A single High finding drives the verdict regardless of how clean the rest of the audit is. Defence in depth means we don't trade off.
Writing the report
Write agent_artefacts/security_audits/<eval_name>/SECURITY_AUDIT_REPORT.md with this structure:
# Security Audit Report: <eval_name>
**Repository**: <URL or local path>
**Commit audited**: <sha> (<date>, <commit message subject>) [omit if uncommitted]
**Audit date**: <today's date>
**Auditor**: Claude Code (read-only audit; eval not run)
## Verdict
**<Safe | Safe with caveats | Unsafe>** — <one-line reason>.
<2-4 sentence justification: what was checked, what stood out>
## Threat-model categories applied
| # | Category | Finding | Severity |
|---|---|---|---|
| 1 | Host-side code execution | <one-line summary with file:line> | None / Low / Medium / High |
| 2 | Sandbox configuration | ... | ... |
| 3 | External resource fetching | ... | ... |
| 4 | Agent affordances and prompts | ... | ... |
| 5 | Resource exhaustion | ... | ... |
| 6 | Credential / secret exposure | ... | ... |
| 7 | Provenance and integrity | ... | ... |
| 8 | Validity (out of scope) | <flag if anything noticed, else "n/a"> | n/a |
## The three named must-checks
- **Outright malicious code that runs as part of the eval**: <yes/no, with evidence>
- **Externally-fetched files that aren't quality-controlled**: <yes/no, with the list of external URLs and how each is pinned>
- **Sandbox-breakout to the host / unsafe agent commands without adequate sandboxing**: <yes/no, citing the system prompt, tools, and sandbox declaration; note that breakouts targeting a contained inner sandbox are fine — only host reachability matters>
## Caveats and recommendations
<Each Low / informational finding gets a paragraph: what it is, what the impact is, what the user might want to do about it. Skip this section if there are none.>
## Evidence (file:line references)
<Table mapping each claim in the report to a file:line so the user can spot-check.>
## Files NOT audited
<List any large files, datasets, or out-of-scope assets you skipped, with the reason.>
## Suggested next steps
<Concrete next steps: run it / don't run it / run it with this mitigation. If verdict is "Safe with caveats", say what the caveats are.>
Wrap up
After writing the report:
- Re-read it end-to-end. Every finding must have a file:line citation.

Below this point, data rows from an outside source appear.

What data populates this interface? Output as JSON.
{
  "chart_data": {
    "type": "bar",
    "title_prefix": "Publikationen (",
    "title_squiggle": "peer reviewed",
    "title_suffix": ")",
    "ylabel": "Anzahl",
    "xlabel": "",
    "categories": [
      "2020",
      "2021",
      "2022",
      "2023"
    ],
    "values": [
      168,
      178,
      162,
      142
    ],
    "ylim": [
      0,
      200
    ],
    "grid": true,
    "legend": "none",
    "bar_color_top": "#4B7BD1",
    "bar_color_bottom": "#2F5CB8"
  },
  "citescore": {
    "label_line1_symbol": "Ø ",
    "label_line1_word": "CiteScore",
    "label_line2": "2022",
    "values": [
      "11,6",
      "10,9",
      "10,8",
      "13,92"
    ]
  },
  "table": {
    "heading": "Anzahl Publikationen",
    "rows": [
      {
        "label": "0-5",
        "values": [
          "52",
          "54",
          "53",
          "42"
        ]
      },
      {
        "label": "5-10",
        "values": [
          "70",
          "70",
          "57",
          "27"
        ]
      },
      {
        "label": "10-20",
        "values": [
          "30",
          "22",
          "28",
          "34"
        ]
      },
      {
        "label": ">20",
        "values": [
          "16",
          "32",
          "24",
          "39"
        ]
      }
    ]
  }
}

- Tell the user the verdict (one line) and the report path.
- If the verdict is Unsafe, lead with that and list the High-severity findings inline so the user sees them without having to open the file.

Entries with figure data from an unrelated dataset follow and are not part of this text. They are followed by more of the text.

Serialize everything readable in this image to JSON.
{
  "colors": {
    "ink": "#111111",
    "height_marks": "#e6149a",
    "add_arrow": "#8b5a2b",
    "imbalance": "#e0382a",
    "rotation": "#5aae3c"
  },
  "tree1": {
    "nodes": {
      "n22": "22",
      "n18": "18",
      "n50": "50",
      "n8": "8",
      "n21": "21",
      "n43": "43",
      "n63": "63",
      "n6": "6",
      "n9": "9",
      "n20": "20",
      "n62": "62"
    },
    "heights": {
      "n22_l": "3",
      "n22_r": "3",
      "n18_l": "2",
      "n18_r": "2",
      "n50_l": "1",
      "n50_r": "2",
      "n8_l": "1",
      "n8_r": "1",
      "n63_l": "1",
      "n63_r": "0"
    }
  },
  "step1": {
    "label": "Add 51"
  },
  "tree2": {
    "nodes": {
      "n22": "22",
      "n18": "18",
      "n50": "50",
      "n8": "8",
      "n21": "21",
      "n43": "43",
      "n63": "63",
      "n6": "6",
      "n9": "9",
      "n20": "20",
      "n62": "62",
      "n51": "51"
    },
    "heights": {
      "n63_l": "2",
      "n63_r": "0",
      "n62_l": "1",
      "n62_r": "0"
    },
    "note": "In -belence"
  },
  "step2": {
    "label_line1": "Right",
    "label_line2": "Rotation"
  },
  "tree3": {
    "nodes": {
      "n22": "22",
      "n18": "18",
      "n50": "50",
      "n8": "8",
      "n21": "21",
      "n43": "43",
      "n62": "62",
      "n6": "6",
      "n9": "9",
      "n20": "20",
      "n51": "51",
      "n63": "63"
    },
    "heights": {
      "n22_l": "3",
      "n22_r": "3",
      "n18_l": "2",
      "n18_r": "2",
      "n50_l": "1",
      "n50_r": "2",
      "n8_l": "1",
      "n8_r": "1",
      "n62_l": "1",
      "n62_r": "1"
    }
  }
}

- If the user's original request was a question like "is X safe to run", answer it directly in the chat as well as in the report.
Common pitfalls to avoid
- Trusting top-level summaries. READMEs lie. Always read the actual code.
- Conflating
sandbox().exec() with subprocess.run(). The first is Inspect's sandbox abstraction (safe); the second runs on the host (dangerous). Verify which one a callsite uses.
- Missing the per-sample dataset row. If the dataset contains executable strings (server code, agent prompts, shell snippets), those are part of the attack surface even though they live in data, not source. Note them as a class even if you can't audit every row.
- Calling something safe because nothing pinged. "I didn't find anything bad" is not the same as "I checked thoroughly." If a category was hard to audit (e.g. dataset too large), say so explicitly in Files NOT audited rather than implying coverage.
- Reading category 4 in isolation. Agent affordances and prompts are only as dangerous as the sandbox lets them be. Always evaluate sections 2 and 4 jointly.